Su trayectoria comenzó en el mundo de la programación y el desarrollo web, un campo en el que siempre ha preferido estar frente a la pantalla, evitando viajes o reuniones. A los 20 años entró en una empresa destacada, pero abandonó tras sentir frustración por sus límites creativos y se lanzó como autónomo. Fundó Cerotec Estudios, una agencia especializada en soluciones a medida para clientes importantes como Ikea, Renault y Alsa, logrando facturar un millón de euros y emplear a 16 personas.

Romero explica que el éxito en su primera empresa fue fruto de un crecimiento orgánico y mucho trabajo, pero debió dejarla porque su perfil tranquilo y preferencia por la programación pura le impedían lidiar con las exigencias comerciales y el trato constante con clientes. Se define como una persona con TDA (Trastorno por Déficit de Atención), inquieta, que se aburre fácilmente y prefiere ideas innovadoras en lugar de administrar grandes proyectos.

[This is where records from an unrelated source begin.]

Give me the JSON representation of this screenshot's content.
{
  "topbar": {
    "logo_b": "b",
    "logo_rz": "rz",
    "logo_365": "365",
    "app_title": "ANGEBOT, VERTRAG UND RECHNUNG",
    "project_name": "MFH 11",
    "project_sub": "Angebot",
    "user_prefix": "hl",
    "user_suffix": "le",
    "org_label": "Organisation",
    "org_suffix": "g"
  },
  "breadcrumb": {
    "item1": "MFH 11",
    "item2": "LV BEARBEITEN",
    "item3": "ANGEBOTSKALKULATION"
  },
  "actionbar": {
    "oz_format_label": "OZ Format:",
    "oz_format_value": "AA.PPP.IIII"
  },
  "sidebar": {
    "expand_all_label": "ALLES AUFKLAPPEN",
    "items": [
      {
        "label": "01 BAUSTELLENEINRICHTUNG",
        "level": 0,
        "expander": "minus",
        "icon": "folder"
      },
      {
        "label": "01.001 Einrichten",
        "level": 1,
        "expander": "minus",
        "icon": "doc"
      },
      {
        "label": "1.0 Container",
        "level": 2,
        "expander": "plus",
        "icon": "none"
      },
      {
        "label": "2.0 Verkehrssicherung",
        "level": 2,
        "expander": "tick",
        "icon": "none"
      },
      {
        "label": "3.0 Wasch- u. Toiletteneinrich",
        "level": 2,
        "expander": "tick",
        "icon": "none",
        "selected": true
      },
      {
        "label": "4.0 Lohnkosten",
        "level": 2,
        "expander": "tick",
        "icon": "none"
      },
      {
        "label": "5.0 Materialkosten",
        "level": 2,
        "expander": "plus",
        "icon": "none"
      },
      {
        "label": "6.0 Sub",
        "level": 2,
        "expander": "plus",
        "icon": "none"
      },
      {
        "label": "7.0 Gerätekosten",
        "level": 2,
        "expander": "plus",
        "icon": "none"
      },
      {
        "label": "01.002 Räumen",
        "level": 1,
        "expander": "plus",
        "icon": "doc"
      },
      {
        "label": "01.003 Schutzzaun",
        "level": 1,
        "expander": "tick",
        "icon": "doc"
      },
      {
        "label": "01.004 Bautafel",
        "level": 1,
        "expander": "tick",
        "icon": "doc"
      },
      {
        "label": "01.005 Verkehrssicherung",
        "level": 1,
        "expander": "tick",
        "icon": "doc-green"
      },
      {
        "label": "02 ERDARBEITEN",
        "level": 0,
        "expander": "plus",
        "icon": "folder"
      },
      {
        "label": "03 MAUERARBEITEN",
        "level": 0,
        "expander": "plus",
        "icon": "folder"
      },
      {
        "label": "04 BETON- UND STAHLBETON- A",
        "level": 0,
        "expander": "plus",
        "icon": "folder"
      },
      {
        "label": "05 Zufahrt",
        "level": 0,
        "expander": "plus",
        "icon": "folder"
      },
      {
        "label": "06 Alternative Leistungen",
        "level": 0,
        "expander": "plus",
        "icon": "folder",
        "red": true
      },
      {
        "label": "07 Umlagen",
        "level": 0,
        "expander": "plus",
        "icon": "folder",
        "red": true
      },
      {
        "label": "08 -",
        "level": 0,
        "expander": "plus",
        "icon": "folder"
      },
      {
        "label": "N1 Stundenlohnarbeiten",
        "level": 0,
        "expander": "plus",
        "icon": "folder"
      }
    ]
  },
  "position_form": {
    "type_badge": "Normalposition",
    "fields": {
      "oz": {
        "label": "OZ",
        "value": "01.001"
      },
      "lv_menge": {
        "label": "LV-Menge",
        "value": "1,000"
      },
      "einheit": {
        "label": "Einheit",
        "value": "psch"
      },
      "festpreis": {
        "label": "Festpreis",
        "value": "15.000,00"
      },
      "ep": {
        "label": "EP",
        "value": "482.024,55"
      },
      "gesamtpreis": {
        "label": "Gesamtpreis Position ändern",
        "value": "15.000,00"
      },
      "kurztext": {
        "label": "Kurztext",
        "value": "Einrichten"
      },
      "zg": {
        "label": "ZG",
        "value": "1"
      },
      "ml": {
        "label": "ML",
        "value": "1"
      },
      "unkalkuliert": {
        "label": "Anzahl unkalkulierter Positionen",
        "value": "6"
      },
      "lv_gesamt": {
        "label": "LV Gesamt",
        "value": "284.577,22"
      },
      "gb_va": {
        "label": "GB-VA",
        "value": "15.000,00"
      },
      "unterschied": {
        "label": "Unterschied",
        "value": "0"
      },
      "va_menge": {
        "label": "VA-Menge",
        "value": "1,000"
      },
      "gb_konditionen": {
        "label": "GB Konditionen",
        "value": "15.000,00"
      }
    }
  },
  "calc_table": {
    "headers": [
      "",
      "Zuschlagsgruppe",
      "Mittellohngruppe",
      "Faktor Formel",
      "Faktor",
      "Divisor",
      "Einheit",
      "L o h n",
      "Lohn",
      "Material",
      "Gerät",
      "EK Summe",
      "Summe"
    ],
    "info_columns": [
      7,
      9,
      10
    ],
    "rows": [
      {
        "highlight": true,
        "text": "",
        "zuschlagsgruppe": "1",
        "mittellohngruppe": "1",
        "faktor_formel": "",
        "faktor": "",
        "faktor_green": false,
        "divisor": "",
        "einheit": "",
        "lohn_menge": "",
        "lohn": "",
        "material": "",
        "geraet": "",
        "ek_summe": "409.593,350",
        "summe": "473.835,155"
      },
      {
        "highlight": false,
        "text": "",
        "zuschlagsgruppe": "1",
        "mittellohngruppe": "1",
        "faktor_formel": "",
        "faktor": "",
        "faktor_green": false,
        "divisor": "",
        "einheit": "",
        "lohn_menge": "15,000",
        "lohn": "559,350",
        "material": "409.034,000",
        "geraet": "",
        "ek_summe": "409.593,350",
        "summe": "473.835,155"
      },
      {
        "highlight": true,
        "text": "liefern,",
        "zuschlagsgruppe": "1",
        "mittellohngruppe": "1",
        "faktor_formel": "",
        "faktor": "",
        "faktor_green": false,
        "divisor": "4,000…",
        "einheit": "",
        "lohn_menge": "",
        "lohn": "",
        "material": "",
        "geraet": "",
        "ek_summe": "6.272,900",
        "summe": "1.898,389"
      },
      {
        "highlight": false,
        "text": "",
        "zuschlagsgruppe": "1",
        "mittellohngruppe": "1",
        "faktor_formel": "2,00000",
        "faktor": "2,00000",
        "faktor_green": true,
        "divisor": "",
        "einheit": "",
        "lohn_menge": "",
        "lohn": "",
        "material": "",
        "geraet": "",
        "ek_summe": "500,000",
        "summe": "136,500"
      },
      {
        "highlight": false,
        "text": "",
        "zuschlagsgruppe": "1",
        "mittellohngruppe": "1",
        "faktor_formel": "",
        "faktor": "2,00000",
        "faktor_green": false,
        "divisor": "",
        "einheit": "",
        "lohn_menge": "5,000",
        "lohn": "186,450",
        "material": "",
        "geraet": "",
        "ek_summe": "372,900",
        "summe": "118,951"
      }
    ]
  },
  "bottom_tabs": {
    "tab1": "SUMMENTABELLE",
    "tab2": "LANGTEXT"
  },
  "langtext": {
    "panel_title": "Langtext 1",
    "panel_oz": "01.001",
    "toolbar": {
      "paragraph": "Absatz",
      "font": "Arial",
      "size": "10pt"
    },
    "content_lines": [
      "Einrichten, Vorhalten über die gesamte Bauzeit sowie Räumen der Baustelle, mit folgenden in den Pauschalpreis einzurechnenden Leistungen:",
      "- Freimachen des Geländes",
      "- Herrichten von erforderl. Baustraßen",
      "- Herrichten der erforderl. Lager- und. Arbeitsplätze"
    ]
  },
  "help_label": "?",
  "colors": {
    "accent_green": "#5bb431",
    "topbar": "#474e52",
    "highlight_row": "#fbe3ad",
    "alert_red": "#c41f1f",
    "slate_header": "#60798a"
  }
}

Actualmente, desde una oficina en Mairena del Aljarafe, dirige VivelaVita, un proyecto que no se limita a vender juguetes eróticos sino que ofrece soluciones para personas con inseguridades y miedos relacionados con su sexualidad. Según Romero, su negocio aborda un mercado sensible con la intención de acompañar a los clientes a superar esas barreras.

Romero confiesa que, a pesar del éxito, la vergüenza le impidió hasta hoy visitar un sex-shop tradicional. Esta paradoja revela el carácter personal y discreto con el que quiere gestionarse su vida profesional, aunque no la prohíba de innovar y crecer en un sector todavía cargado de tabúes.